Last December, Dole announced that it had settled 16 of 25 lawsuits brought against it. One of the cases in the settlement had been scheduled to go to trial in Galveston, Texas, in January 2007, and would have set a precedent for being the first such case to be tried in a US court. That distinction instead went to the Los Angeles lawsuit.

Additionally, there are four other lawsuits involving thousands of affected Central American workers that have been filed in Los Angeles alone. In spite of the meager amount of this particular judgment, Dole’s determination to appeal the case and fight any other lawsuits vigorously in US courts must be seen in this light.

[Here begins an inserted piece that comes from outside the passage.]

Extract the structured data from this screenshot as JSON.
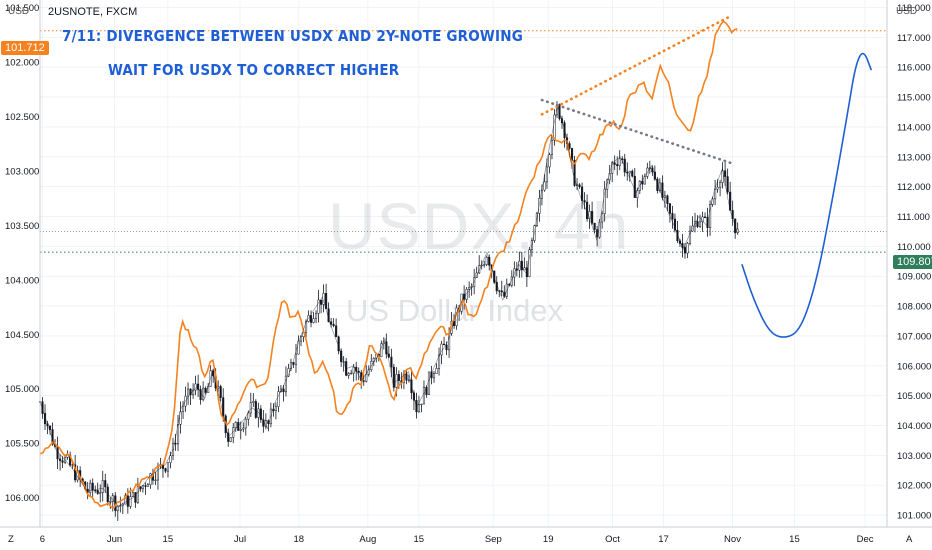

The case could have ramifications for workers around the world. A November 12 article by Loretta Tofani in the Salt Lake Tribune explored the possibility of Chinese workers bringing lawsuits against US businesses that contract with Chinese manufacturers. Millions of Chinese who work with toxic chemicals (such as lead-based paint) in under- or unregulated factories have already suffered from fatal occupational diseases such as silicosis and leukemia and other cancers. Many have suffered maiming and amputations of limbs due to outmoded, unsafe machinery.

Tofani quotes a Seattle-based attorney, Dan Harris, as saying, “Chinese law firms are gathering up plaintiffs now, looking for products that cause harm.” Referring to the effects of globalization on corporate liability and the laws that presumably govern it, Harris says, “It’s going to take a lot of cases before this works out.”